Mother – the very mention of this word invokes deep emotions in our hearts. A mother is associated with veneration, strength, unconditional love and warmth. Our society places a mother on a pedestal, but does this same society demonstrate adulation and admiration for every mother who deserves it?
During my stint as a volunteer with an NGO, I was fortunate to have had the privilege of meeting some extremely wonderful and inspirational individuals. Each interaction that I had with them has been a life lesson and has been instrumental in making me the person that I am today. That was the time when my friendship with Reshma, an employee of the NGO, happened. I believe that just like there are soul mates, there are also soul friends. These are the friends with whom we feel an instant connection; these are the friends who become an integral and indispensable part of our lives even before we get to know them enough. Reshma is my soul friend who is an inspiration in every sense of the word and she is someone who stands by me like a rock come what may. I thank my stars that I got an opportunity to bond with someone like her.
It was one of those arduous days at work. We had been immersed in designing an awareness campaign related to society’s role in the rehabilitation of sexual abuse survivors. Over a cup of piping hot coffee, we got chatty and began reminiscing our past. It was then that I became cognizant of her awfully tragic and gut-wrenching story. Born into a poverty-stricken family which retired to bed famished on most days, she was sold to a fresh trade dealer at the age of 14 by her father who was in desperate need of money. She endeavoured hard to escape by all possible means, only to fail miserably each time. If only it was that easy to get away from the clutches of the murky world she had involuntarily become a part of! After years of attempting to flee, she was almost on the verge of losing hope and had begun to accept the dungeon of trafficking as her fate. But, by a sudden twist of fortune she was extricated by an NGO which had orchestrated a rescue mission with the aid of police in the brothel where she was held captive.
Just when Reshma thought that finally her life might be taking a turn for the better, she discovered the horrifying truth that she was pregnant and evidently, she had no clue about who the father of the child was. She had the option to terminate her pregnancy as per the advice and assessment of the medical professionals associated with the NGO that rescued her. But something inside her prompted her to continue with the pregnancy and gave her the resilience to become a mother at the age of 18. At last, she could foresee a purpose in life and decided against abortion. She gave birth to a healthy baby boy in the rehabilitation centre of the NGO and was supported by them unequivocally. When her child turned 2.5 years old, she managed to find a job for herself and moved out to a rented dwelling in a locality close to her workplace.
Leaving her son at a day care, Reshma would toil hard to make both ends meet. She was focused on ensuring a positive, happy upbringing for her child. She could not figure out how, but a couple of people in her neighbourhood got an inkling of her past. She guessed that one of the men who lived in the vicinity had been her “customer” as he had seemed familiar to her. Soon tongues started wagging and the contemptuous glares cast at her by society became commonplace. People started labelling her and their words often spewed venom. She didn’t care two hoots about what anyone thought of her, but feared the impact of all this on her son. Soon the sneering comments and profanities hurled at her started affecting the little one. As he grew and started going to school, he became a cranky child who blamed his mother for all his miseries. His resentment stemmed from the fact that his friends often mocked him. Reshma was devastated but she always kept trying to elevate her crushed spirit because she did not want the bitterness inside her to get passed on to her child. She patiently tried explaining to her son about how people were erroneous in their attitude and that it didn’t matter whoever his father was. She was confident that one day her son would understand her situation and would come around.

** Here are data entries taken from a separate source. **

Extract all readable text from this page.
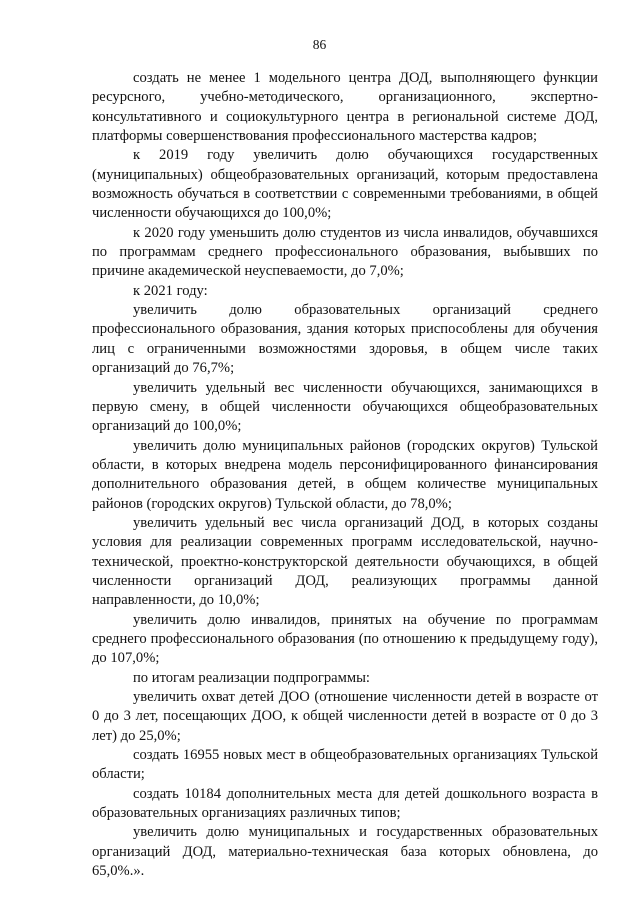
86

создать не менее 1 модельного центра ДОД, выполняющего функции ресурсного, учебно-методического, организационного, экспертно-консультативного и социокультурного центра в региональной системе ДОД, платформы совершенствования профессионального мастерства кадров;

к 2019 году увеличить долю обучающихся государственных (муниципальных) общеобразовательных организаций, которым предоставлена возможность обучаться в соответствии с современными требованиями, в общей численности обучающихся до 100,0%;

к 2020 году уменьшить долю студентов из числа инвалидов, обучавшихся по программам среднего профессионального образования, выбывших по причине академической неуспеваемости, до 7,0%;

к 2021 году:

увеличить долю образовательных организаций среднего профессионального образования, здания которых приспособлены для обучения лиц с ограниченными возможностями здоровья, в общем числе таких организаций до 76,7%;

увеличить удельный вес численности обучающихся, занимающихся в первую смену, в общей численности обучающихся общеобразовательных организаций до 100,0%;

увеличить долю муниципальных районов (городских округов) Тульской области, в которых внедрена модель персонифицированного финансирования дополнительного образования детей, в общем количестве муниципальных районов (городских округов) Тульской области, до 78,0%;

увеличить удельный вес числа организаций ДОД, в которых созданы условия для реализации современных программ исследовательской, научно-технической, проектно-конструкторской деятельности обучающихся, в общей численности организаций ДОД, реализующих программы данной направленности, до 10,0%;

увеличить долю инвалидов, принятых на обучение по программам среднего профессионального образования (по отношению к предыдущему году), до 107,0%;

по итогам реализации подпрограммы:

увеличить охват детей ДОО (отношение численности детей в возрасте от 0 до 3 лет, посещающих ДОО, к общей численности детей в возрасте от 0 до 3 лет) до 25,0%;

создать 16955 новых мест в общеобразовательных организациях Тульской области;

создать 10184 дополнительных места для детей дошкольного возраста в образовательных организациях различных типов;

увеличить долю муниципальных и государственных образовательных организаций ДОД, материально-техническая база которых обновлена, до 65,0%.».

Is Reshma any less of a mother than all of us? How unfair and shallow are we that we blame and shame a mother just because she was a sex worker, and that too when she was coerced into being one? She went through the same excruciating pain during the birthing process. She nurtures her children selflessly just like every other mother. Yet, she is not held in high regard and instead is considered an ignominy.
Today, Reshma and I are close friends and I am forever grateful for having been blessed with her companionship. As a mother, whenever I feel overwhelmed or irritated or fatigued, I think about her and her hardships. She never lets the baggage of her past cast shadows on her present. She inspires me every day not only to be a fine mother, but a sensitive and strong human being too.
In the present day, Reshma has found a partner who loves her soul and slogs along with her as a social worker. Together, they bore a girl child a few years back. The elder son is now 8 years old and the younger one is 3 years old. Through constructive parenting and her optimistic attitude, she has managed to transform the mindset of her son. Though people have put an end to their direct sardonic remarks, she knows that sometimes they still talk about her in hushed tones. But, she is least bothered and is content with her family life and her social work. She has also cut off ties with her parents and is not in touch with them. The mother who was not revered is one of the biggest motivators in my life!
Author’s Note: This is a true story and my friend’s name has been changed in this article to protect her identity.